Эрнандес молча посмотрел на меня. Потом на Кэнди.
— А вопрос времени? — тихо спросил он, обращаясь ко мне.
— Тут его слово против моего. Я говорю лишь о том, что можно доказать.
Эрнандес выпустил в Кэнди целую очередь на испанском языке, так быстро, что я не понял. Кэнди угрюмо глядел на него.

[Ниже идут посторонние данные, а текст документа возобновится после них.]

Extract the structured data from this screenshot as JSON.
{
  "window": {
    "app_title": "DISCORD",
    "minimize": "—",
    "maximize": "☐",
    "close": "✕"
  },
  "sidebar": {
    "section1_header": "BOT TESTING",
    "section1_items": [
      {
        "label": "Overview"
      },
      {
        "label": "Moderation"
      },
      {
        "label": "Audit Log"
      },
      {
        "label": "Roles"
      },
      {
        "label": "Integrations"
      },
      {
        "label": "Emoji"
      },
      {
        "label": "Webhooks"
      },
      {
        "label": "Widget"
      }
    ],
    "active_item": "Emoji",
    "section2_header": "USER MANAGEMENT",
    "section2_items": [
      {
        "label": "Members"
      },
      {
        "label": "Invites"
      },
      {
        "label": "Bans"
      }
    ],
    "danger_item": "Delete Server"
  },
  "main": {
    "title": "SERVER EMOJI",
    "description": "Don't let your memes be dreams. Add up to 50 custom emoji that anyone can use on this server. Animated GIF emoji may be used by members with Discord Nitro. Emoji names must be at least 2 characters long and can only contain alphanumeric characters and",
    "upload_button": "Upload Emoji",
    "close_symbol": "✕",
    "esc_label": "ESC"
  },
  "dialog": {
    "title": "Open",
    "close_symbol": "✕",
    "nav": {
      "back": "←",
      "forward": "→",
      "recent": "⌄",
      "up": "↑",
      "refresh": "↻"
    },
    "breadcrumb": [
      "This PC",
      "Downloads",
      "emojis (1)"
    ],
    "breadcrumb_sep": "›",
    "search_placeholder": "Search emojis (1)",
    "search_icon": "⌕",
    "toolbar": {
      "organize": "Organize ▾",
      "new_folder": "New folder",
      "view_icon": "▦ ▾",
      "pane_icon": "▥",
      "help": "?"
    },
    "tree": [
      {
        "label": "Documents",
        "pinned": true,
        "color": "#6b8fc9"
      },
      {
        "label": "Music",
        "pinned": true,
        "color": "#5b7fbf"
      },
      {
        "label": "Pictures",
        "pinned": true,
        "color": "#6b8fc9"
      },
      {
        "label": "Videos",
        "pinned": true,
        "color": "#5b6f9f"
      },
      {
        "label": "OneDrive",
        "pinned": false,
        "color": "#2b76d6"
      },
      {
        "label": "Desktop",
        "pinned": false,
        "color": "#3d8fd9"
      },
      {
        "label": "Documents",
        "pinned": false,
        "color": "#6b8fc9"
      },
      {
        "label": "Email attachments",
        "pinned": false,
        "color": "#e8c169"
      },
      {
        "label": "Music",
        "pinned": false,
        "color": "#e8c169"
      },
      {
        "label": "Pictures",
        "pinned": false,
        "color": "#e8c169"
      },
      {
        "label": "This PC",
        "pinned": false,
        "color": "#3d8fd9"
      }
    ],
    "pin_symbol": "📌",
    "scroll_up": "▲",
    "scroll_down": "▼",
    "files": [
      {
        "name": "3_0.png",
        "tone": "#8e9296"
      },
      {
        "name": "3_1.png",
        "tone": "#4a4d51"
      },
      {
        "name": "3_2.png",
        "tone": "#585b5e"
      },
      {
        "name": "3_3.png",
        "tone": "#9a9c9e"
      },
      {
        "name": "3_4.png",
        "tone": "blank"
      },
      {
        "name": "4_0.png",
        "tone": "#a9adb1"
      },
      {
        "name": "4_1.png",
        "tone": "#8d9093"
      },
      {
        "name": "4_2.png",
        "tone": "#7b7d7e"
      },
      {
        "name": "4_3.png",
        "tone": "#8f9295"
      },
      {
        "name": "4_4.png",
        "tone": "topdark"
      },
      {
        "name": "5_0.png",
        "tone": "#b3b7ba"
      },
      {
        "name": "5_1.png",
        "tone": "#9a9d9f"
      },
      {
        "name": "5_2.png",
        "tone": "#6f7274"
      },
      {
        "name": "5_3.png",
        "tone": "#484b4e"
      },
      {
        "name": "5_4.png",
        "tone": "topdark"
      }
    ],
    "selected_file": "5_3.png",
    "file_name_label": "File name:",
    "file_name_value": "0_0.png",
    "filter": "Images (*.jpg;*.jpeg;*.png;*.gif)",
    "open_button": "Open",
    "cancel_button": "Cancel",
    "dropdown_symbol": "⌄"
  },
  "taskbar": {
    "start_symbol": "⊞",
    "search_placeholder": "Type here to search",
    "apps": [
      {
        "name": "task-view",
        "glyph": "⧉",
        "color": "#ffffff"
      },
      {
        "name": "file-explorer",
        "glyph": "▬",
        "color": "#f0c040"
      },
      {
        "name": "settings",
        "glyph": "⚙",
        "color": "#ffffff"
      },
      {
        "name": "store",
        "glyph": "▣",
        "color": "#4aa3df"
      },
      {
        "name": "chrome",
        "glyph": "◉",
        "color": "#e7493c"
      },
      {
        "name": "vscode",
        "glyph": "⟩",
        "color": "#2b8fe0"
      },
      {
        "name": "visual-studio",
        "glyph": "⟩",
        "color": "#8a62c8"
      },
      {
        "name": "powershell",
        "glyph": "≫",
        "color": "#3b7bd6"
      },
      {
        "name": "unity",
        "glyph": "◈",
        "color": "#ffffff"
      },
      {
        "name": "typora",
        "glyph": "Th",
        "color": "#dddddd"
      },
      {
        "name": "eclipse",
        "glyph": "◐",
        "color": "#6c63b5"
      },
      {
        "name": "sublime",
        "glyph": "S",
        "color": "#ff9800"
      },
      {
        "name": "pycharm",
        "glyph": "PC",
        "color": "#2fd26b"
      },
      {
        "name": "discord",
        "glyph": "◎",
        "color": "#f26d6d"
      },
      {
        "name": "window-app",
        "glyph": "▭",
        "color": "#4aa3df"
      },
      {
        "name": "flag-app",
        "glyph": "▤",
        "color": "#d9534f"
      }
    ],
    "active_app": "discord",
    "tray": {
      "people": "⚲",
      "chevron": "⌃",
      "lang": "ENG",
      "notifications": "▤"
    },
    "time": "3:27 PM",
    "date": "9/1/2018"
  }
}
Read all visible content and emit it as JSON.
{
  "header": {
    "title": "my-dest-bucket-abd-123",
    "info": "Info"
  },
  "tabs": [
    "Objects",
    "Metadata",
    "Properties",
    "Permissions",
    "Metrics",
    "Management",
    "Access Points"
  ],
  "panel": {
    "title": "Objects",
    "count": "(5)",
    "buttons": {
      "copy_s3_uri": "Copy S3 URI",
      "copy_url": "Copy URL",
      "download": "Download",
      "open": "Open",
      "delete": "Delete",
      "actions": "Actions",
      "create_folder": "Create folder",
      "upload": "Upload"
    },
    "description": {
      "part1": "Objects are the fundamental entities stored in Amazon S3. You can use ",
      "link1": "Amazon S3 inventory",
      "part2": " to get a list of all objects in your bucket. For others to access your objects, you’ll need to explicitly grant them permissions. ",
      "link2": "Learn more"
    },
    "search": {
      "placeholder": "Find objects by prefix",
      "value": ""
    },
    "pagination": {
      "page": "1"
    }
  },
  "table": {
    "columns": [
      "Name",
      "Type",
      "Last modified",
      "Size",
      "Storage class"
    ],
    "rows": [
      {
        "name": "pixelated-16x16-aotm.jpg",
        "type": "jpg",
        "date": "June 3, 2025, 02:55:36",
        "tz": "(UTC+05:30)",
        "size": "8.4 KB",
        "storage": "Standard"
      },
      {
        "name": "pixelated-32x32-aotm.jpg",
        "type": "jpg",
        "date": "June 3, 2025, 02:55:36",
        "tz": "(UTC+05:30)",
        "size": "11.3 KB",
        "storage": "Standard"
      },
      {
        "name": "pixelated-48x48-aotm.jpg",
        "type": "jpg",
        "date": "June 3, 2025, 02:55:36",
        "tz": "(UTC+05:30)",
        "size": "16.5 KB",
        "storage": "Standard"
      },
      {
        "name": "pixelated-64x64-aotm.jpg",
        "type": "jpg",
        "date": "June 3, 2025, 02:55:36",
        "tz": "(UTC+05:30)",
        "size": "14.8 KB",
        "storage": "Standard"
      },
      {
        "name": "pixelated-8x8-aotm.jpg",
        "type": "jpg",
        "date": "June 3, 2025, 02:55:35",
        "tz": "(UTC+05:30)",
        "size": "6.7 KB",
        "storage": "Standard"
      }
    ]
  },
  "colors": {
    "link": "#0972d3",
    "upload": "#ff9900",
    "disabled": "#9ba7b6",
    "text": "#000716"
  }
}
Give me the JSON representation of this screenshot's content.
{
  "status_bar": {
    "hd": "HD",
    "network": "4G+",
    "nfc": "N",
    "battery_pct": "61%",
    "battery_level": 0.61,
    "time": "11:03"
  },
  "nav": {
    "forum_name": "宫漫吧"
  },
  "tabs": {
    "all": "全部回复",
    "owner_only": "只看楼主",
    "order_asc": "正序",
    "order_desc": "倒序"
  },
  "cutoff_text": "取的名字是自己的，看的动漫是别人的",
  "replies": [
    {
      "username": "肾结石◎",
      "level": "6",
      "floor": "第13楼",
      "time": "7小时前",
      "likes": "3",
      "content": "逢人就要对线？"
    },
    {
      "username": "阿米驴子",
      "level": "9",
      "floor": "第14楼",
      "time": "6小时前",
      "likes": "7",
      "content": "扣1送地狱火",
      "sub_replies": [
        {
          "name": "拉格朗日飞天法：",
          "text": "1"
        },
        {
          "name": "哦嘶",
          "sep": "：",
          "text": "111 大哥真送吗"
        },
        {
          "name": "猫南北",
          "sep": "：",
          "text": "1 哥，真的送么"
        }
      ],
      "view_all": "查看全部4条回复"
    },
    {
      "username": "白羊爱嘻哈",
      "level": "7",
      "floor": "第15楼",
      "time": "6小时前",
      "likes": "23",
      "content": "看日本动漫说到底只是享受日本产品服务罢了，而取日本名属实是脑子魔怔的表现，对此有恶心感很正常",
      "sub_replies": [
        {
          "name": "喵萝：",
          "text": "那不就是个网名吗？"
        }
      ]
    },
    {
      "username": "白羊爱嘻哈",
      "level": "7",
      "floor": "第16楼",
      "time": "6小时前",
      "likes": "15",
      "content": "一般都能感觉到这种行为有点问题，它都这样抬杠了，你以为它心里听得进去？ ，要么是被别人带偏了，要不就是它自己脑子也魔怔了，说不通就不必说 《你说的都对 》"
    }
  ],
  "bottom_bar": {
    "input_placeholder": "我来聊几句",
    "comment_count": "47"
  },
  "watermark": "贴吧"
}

— Уведите его, — сказал Эрнандес.
Оулз ткнул большим пальцем в сторону двери и открыл ее. Кэнди вышел.
Эрнандес извлек пачку, приклеил себе на губу сигарету и прикурил от золотой зажигалки. Оулз вернулся обратно. Эрнандес спокойно сказал:
— Я объяснил ему, что если бы на предварительном слушании он выступил с этой историей, то получил бы от одного до трех лет за лжесвидетельство. На него это вроде не слишком подействовало. Ясно, отчего он бесится. Обычное дело, от ревности. Если бы мы подозревали, что это убийство, а он околачивался в доме, то лучше него кандидатуры и не надо — только он пустил бы в ход нож. Правда, мне показалось, что смерть Уэйда его сильно огорчила. У вас есть вопросы, Оулз?
Оулз покачал головой. Эрнандес взглянул на меня и сказал:
— Приходите утром, подпишете показания. Мы их к тому времени отпечатаем. К десяти часам у нас будет медицинское заключение, хотя бы предварительное. Что-нибудь вас не устраивает во всей этой раскладке, Марло?
— Задайте, пожалуйста, вопрос по-другому. А то получается, что вообще-то меня кое-что и устраивает.
— Ладно, — произнес он устало. — Отчаливайте. Я поехал домой. — Я встал.
— Конечно, я ни минуты не верил этим россказням Кэнди, — сказал он. — Просто использовал его, как отмычку. Надеюсь, вы не обиделись. Самочувствие нормальное?
— Никакого самочувствия, капитан. Вообще никакого.
Они проводили меня взглядом и не попрощались. Я прошел по длинному коридору к выходу на Хилл-стрит, сел в машину и поехал домой.
Никакого самочувствия — это было точно. Внутри у меня было пусто, как в межзвездном пространстве. Приехав домой, я смешал себе крепкую выпивку и стал у открытого окна в гостиной. Прихлебывая из стакана, я слушал прибой уличного движения на бульваре и смотрел, как горит над холмами, сквозь которые был прорублен бульвар, зарево большого недоброго города. Вдали, словно злые духи, завывали полицейские и пожарные сирены — то громче, то тише, умолкая совсем ненадолго. Двадцать четыре часа в сутки один убегает, другой ловит. Где-то там, в ночи, полной преступлений, люди умирали, получали увечья, в них вонзались осколки стекла, вдалбливался руль, их давили тяжелые шины. Людей избивали, грабили, душили, насиловали, убивали.
Люди голодали, болели, тосковали, мучились от одиночества, угрызений совести, от страха — злые, жестокие, трясущиеся в лихорадке или в рыданиях.
Город не хуже других: богатый, гордый, полный жизни; город отчаявшийся, проигравший, опустевший.
Все зависит от того, какое ты место занимаешь и с каким счетом сыграл.
Мне было все равно. Я допил стакан и лег спать.